Mais connecter Pennylane à un assistant IA signifie que certaines données peuvent sortir de Pennylane pour être traitées par le fournisseur de l’assistant.

Il faut donc vérifier notamment :

  • la politique de conservation des données ;
  • les conditions d’utilisation des données pour l’entraînement ;
  • l’hébergement ;
  • les éventuels transferts de données ;
  • la gestion des accès ;
  • les obligations RGPD ;
  • le secret professionnel pour les cabinets concernés.

Le bon principe reste simple : donner à l’agent uniquement les accès nécessaires et conserver une validation humaine sur les actions sensibles.

Pourquoi cette ouverture est importante

Les agents IA étaient déjà capables de travailler avec des CRM, des outils de support, des bases documentaires ou des environnements de développement.

La finance était souvent plus compliquée.

Non pas parce que les modèles ne savaient pas analyser des chiffres, mais parce que l’accès aux données était fragmenté.

Le MCP Pennylane réduit une partie de cette barrière.

Il rend possible une interface beaucoup plus naturelle entre l’utilisateur et ses données comptables.

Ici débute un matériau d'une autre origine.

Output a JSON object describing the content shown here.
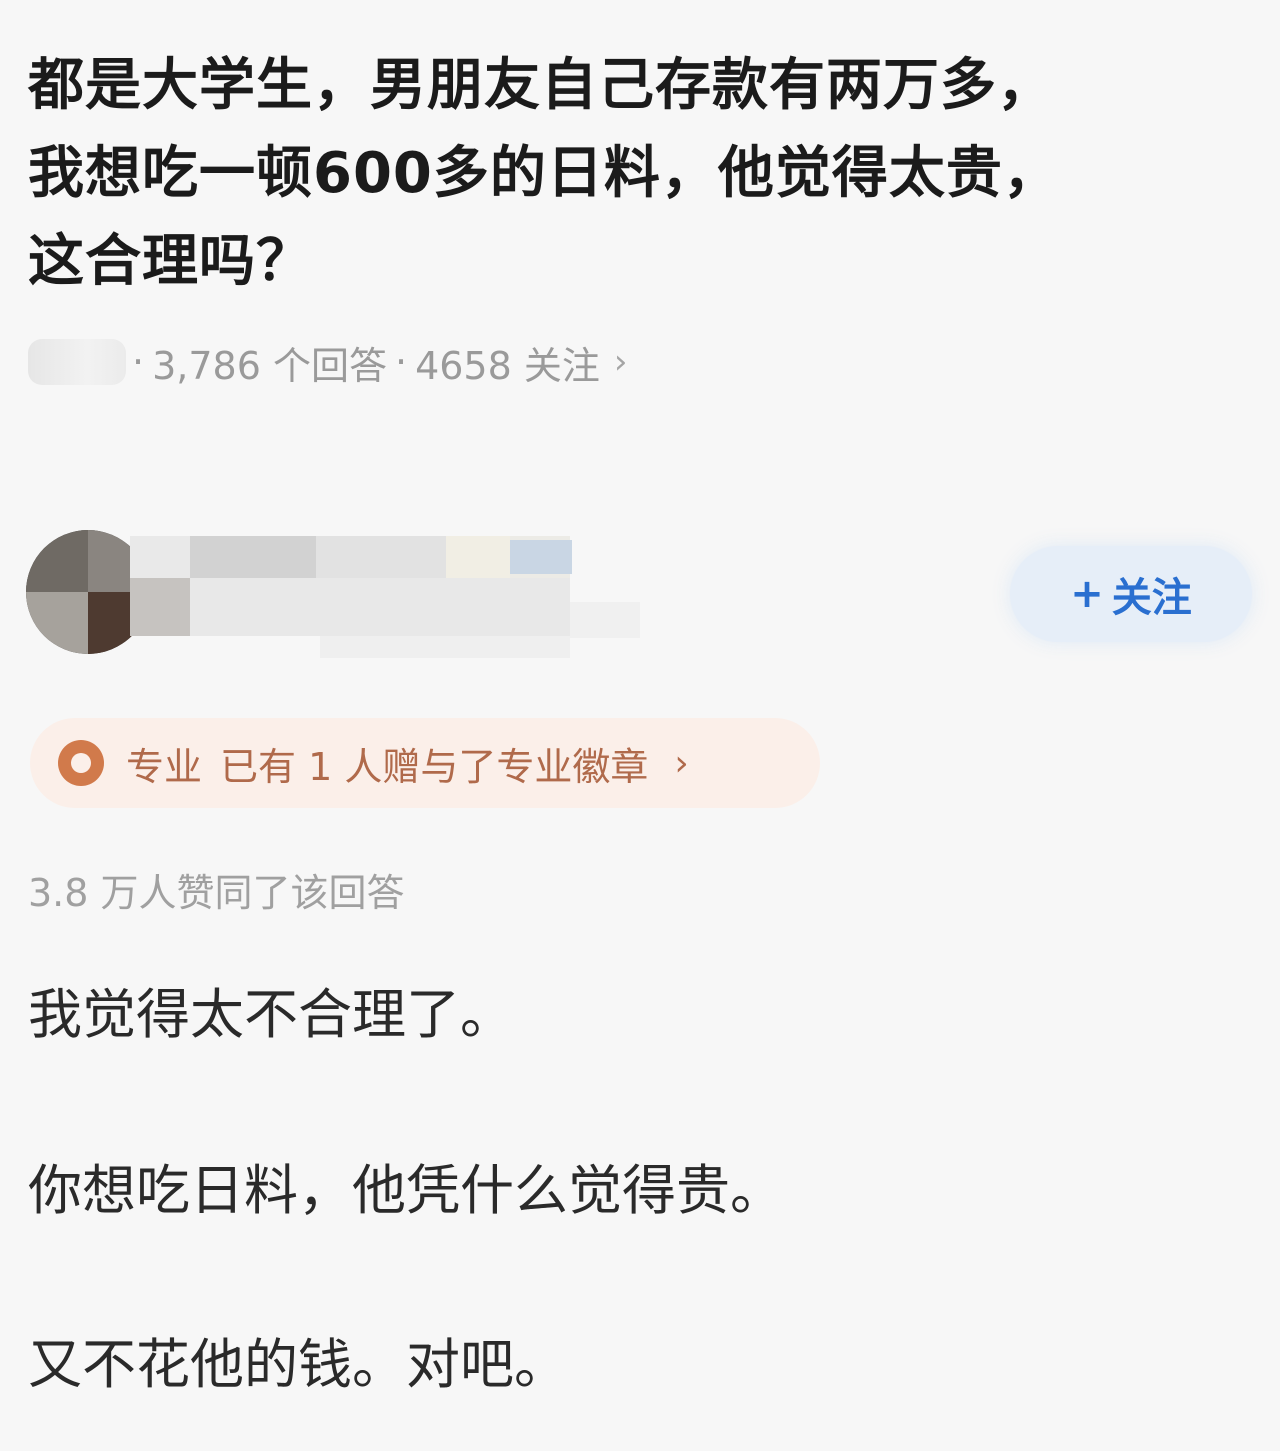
{
  "question": {
    "title_lines": [
      "都是大学生，男朋友自己存款有两万多，",
      "我想吃一顿600多的日料，他觉得太贵，",
      "这合理吗？"
    ],
    "meta": {
      "answers": "3,786 个回答",
      "separator": "·",
      "follows": "4658 关注",
      "chevron": "›"
    }
  },
  "author": {
    "follow_label": "关注",
    "follow_plus": "+"
  },
  "badge": {
    "type": "专业",
    "text": "已有 1 人赠与了专业徽章",
    "chevron": "›",
    "color": "#b06a4b"
  },
  "answer": {
    "likes": "3.8 万人赞同了该回答",
    "paragraphs": [
      "我觉得太不合理了。",
      "你想吃日料，他凭什么觉得贵。",
      "又不花他的钱。对吧。"
    ]
  },
  "colors": {
    "background": "#f7f7f7",
    "accent": "#2a6fd0",
    "meta_gray": "#9a9a9a"
  }
}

À terme, on peut imaginer une direction financière dans laquelle une partie des demandes quotidiennes commence par une simple question :

  • Pourquoi ma marge baisse-t-elle ?
  • Quels clients me doivent le plus d’argent ?
  • Quelles dépenses ont le plus augmenté ?
  • Qu’est-ce qui bloque ma clôture ?
  • Quels mouvements bancaires sont encore non rapprochés ?
  • Que dois-je regarder avant mon rendez-vous avec la banque ?

L’agent cherche les données, construit l’analyse et prépare la réponse.

Le professionnel garde la décision.

C’est probablement là que se situe le vrai changement.

Le prochain enjeu : passer de la lecture à l’action, proprement

Le potentiel deviendra encore plus important lorsque les agents pourront combiner :

1. lecture des données ; 2. raisonnement ; 3. proposition d’action ; 4. validation humaine ; 5. exécution contrôlée.

Mais vouloir tout automatiser immédiatement serait une erreur.

Le bon point de départ consiste souvent à commencer par des usages à faible risque :

  • recherche d’information ;
  • synthèse ;
  • contrôle ;
  • analyse ;
  • préparation de reporting ;
  • détection d’anomalies.

Puis seulement ensuite automatiser certaines actions bien cadrées.

C’est exactement le type de progression qu’une direction financière peut mettre en place sans transformer son système d’information en boîte noire.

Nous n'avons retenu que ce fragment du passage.